I'm talking about the feathered kind, the kind popping up in coops around the East Bay. Day in and day out, Half Moon Bay Feed and Fuel sells more baby chicks than their competitors -- some 200 a week. And some lay white eggs and some lay light brown. And some chicks lay pink, green and blue. Think Easter eggs without the dye.
It all perfectly describes Half Moon Bay, a town with a funky flavor and a farm movement that was slow before slow food was cool.
"It's like entering a bygone era," say locals who are proud of Half Moon Bay and the rest of the rural towns on the San Mateo County coast. They seem somehow frozen in time -- and you can thank the Santa Cruz Mountains for running like a spine through the county, trapping fog and creating a barrier in bad weather.
The San Mateo County coast has a way of getting inside you -- the miles of undisturbed beaches, the old redwood forests and the patchwork of farms that push into the foothills. Here, you can stay in a 19th century lighthouse (Point Montara Light Station) or sleep in a luxury tent cabin (Costanoa). You can stroll through hamlets like Pescadero, with more than a dozen historic buildings including the town watering hole, Duarte's Tavern.
And you can smoke in a double-decker English bus. Just south of Half Moon Bay is a heralded pub called Cameron's. The owner, Cameron Palmer, has a knack for knickknacks, and his place has more collectibles than a Nantucket antique shop. It's also got quite a storied past.
"The Inn was built about 100 years ago and has quite a history," Palmer says. "At least three times since the turn of the century it has been a house of ill repute." It was also a hot spot in the days of Prohibition, and Al Capone's sister was said to have slot machines here.
On the grounds are two bright red double-decker buses, which Palmer set aside for smoking when it was banned indoors. It's one of the many public relations moves that has given him coverage on the British Broadcasting Corp. and in the Wall Street Journal.
Add Palmer's collection of 2,000-plus beer cans and his talent for marketing everything from his RV park and campground to his bangers and brews, and you have an oddity and landmark that folks rarely miss on their drive down the Cabrillo Highway.

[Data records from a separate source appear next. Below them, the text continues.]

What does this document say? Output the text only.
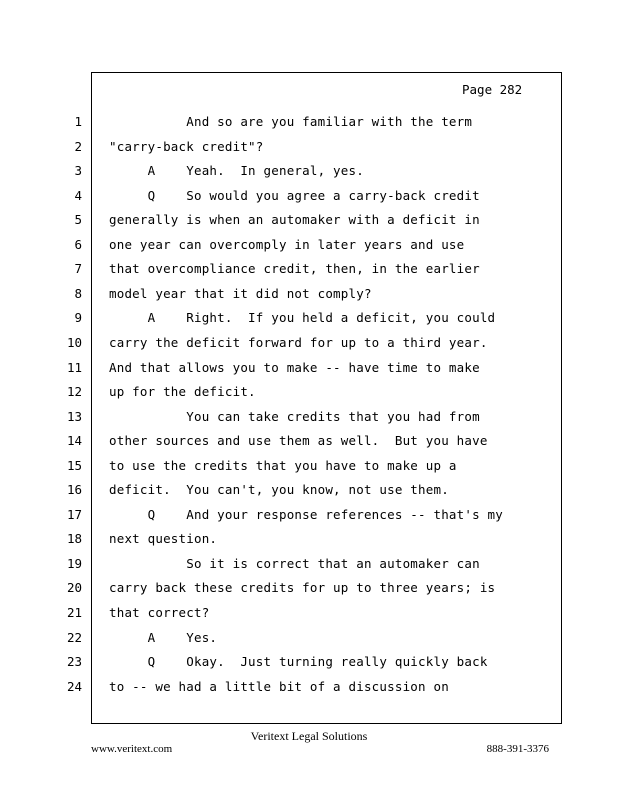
Page 282
1 And so are you familiar with the term
2 "carry-back credit"?
3 A    Yeah.  In general, yes.
4 Q    So would you agree a carry-back credit
5 generally is when an automaker with a deficit in
6 one year can overcomply in later years and use
7 that overcompliance credit, then, in the earlier
8 model year that it did not comply?
9 A    Right.  If you held a deficit, you could
10 carry the deficit forward for up to a third year.
11 And that allows you to make -- have time to make
12 up for the deficit.
13 You can take credits that you had from
14 other sources and use them as well.  But you have
15 to use the credits that you have to make up a
16 deficit.  You can't, you know, not use them.
17 Q    And your response references -- that's my
18 next question.
19 So it is correct that an automaker can
20 carry back these credits for up to three years; is
21 that correct?
22 A    Yes.
23 Q    Okay.  Just turning really quickly back
24 to -- we had a little bit of a discussion on
Veritext Legal Solutions
www.veritext.com	888-391-3376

On the list of Bay Area getaways, the rugged San Mateo County coast is "the land that time forgot," as author David Laws describes it in his book "Coastside: Exploring the Ocean Side of the San Francisco Peninsula." It's a place where you can still buy a chicken in town and light up on a double-decker bus with an ale in your hand. It's a place where individuality is still recognized -- and celebrated.